[EM] Why the concept of "sincere" votes in Range is flawed.
Kristofer Munsterhjelm
km-elmet at broadpark.no
Thu Nov 27 11:47:58 PST 2008
Jonathan Lundell wrote:
> It's a reason that "(in)sincere" isn't very good terminology for
> everyday use; likewise "manipulation". They're fine terms when
> well-defined and used in the context of social choice theory, but they
> carry a lot of baggage. A voter is, in my view, completely justified in
> ignoring the name of the election method ("approval", for instance) and
> the instructions (vote in order of preference) and casting their vote
> strictly on the basis of how the ballot will be counted.
>
> (Which is why I'm partial to ordinal systems; it seems to me that I as a
> voter can pretty easily order candidates without considering strategy,
> whereas the decision of where to draw the line for Approval, or how to
> assign cardinal values to candidates, explicitly brings strategy into
> the picture.)
For ordinal systems, it's pretty easy to consider what a honest ballot
would be, assuming a transitive individual preference. "If A is better
than B, A should be higher ranked than B". It's not so obvious for
cardinal systems.

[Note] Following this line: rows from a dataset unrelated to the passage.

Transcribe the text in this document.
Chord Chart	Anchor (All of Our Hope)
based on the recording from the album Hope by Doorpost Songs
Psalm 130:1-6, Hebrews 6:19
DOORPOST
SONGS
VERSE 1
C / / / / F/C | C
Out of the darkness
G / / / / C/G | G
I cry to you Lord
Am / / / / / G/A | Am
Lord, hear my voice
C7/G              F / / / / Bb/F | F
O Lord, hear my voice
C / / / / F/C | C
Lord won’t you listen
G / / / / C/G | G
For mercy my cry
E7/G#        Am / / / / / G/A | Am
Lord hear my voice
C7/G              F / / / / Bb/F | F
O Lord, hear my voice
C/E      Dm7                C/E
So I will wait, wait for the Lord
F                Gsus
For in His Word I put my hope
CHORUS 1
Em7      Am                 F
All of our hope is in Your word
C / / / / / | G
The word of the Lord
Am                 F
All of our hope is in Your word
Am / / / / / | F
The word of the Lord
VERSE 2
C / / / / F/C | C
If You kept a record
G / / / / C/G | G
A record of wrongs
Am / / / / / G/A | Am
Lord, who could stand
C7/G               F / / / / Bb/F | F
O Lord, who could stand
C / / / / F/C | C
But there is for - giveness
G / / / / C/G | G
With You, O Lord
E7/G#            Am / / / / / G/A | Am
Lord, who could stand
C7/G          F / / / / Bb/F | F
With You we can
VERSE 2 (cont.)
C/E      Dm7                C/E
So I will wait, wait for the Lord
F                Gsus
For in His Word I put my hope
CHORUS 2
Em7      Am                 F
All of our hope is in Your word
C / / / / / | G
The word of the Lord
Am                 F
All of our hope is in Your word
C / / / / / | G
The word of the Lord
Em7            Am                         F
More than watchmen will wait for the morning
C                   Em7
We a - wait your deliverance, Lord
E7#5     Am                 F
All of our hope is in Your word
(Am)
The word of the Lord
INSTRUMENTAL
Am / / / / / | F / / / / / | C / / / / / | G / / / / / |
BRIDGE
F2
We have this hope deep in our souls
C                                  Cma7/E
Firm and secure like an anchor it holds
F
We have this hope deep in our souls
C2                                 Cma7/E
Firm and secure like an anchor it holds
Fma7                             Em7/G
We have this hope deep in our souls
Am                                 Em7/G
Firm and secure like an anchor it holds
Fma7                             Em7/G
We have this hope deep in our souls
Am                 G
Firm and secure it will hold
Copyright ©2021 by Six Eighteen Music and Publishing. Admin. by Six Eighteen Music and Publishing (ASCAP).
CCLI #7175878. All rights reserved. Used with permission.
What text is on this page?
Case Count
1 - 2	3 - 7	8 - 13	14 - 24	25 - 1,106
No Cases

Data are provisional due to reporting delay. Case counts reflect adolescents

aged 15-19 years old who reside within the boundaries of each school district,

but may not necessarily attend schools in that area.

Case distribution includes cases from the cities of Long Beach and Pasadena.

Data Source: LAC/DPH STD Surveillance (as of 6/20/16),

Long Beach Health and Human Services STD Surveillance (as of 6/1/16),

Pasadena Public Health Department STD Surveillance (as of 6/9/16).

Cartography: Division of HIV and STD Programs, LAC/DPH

What do the points in a cardinal system mean? We can
get some measure of a honest ballot by transporting an ordinal ballot
into a cardinal ballot: if you prefer A to B, A should have a higher
score than B. But other than that, what can we do? This seems to be a
problem of cardinal systems in general, not just a particular
implementation like Range (or Approval, if you consider Approval Range-1).
Thinking further, it would seem that cardinal systems can solve it in
two ways. Either the points are in reference to something external ("how
much would I like that X wins in comparison to that nothing changes from
status quo"), or it refers to a subjectively defined unit ("how much do
I 'like' X" for an individual definition of "like"). I think ratings, as
commonly (and intuitively) used, are of the second part, but that leads
to problems with the aggregation of the points. If one voter likes many
things and another likes only a few, how do you compare the two
preferences? Ranking gets around that since it only asks about relative
information (though one could argue there's a very weak form of this
problem with equal-ranking; how different does your opinion have to be
of two candidates before you no longer equal-rank them?).
I guess what I'm trying to say is that the problem of discerning a
honest vote from a strategic (optimizing) one seems to be inherent to
all cardinal methods, because we can't read voters' minds. That is,
unless the external comparison can be made part of the ballot itself.